In this embodiment, the ignition operation is terminated after the engine 9 is stopped; however, instead of this, for example, the number of ignitions for each cylinder of the engine 9 after the electromagnetic control valve 5 is closed may be set in advance. (1) After the solenoid control valve 5 is closed and the engine 9 has rotated a predetermined number of times, the ignition operation is not performed. It is also possible to adopt the method.

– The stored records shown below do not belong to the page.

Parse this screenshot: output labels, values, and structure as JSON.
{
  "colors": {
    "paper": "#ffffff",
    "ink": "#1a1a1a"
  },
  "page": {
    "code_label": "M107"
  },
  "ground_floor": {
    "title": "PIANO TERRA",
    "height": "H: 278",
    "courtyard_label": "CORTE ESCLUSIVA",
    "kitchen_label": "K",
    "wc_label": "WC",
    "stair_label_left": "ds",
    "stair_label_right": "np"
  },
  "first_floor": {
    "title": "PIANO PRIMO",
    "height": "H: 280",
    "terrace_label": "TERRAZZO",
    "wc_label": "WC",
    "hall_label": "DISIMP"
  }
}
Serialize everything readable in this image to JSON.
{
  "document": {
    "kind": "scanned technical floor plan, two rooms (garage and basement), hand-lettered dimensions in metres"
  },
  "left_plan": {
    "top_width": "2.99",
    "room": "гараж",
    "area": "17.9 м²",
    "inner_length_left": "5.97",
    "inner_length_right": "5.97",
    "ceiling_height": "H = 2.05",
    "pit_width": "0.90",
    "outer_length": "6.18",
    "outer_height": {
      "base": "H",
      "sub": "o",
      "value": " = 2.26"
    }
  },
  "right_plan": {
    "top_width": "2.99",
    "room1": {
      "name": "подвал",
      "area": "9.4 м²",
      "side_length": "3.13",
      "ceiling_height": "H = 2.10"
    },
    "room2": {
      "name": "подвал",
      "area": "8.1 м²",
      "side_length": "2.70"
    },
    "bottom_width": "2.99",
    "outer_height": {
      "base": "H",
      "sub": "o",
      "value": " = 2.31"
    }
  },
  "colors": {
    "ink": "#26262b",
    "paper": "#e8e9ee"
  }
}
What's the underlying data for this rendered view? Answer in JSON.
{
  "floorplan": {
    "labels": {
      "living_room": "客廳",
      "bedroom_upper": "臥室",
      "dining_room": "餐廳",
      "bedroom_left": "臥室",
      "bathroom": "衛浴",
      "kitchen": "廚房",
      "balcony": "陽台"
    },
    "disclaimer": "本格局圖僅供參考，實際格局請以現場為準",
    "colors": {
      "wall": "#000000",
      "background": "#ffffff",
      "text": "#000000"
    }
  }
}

[Effects] As detailed above, according to the present invention, the excellent effect of preventing the occurrence of backfire when starting the engine again and ensuring a good start of the engine is exhibited.

[Brief explanation of the drawing]

FIG. 1 is a fluid system and electrical system circuit diagram showing a starting device used in the present invention, and FIG. 2 is a flow chart showing the operation of the controller. Alloy tank 1 as a storage container, electromagnetic control valve 5 as a communication cutoff point, engine 9゜Patent applicant Toyota Industries Corporation Nippon Steel Corporation

Claims (1)

[Claims] 1. A gas flow path that communicates between the storage container containing the hydrogen storage alloy and the engine, which is operated by igniting and burning the hydrogen gas released by the hydrogen storage alloy, is installed while maintaining the ignition operation of the engine. A method for stopping a hydrogen engine, in which the hydrogen gas in the path from the shutoff point to the engine is burned in the engine, and the hydrogen gas is exhausted from the engine without being retained in the path to stop the engine.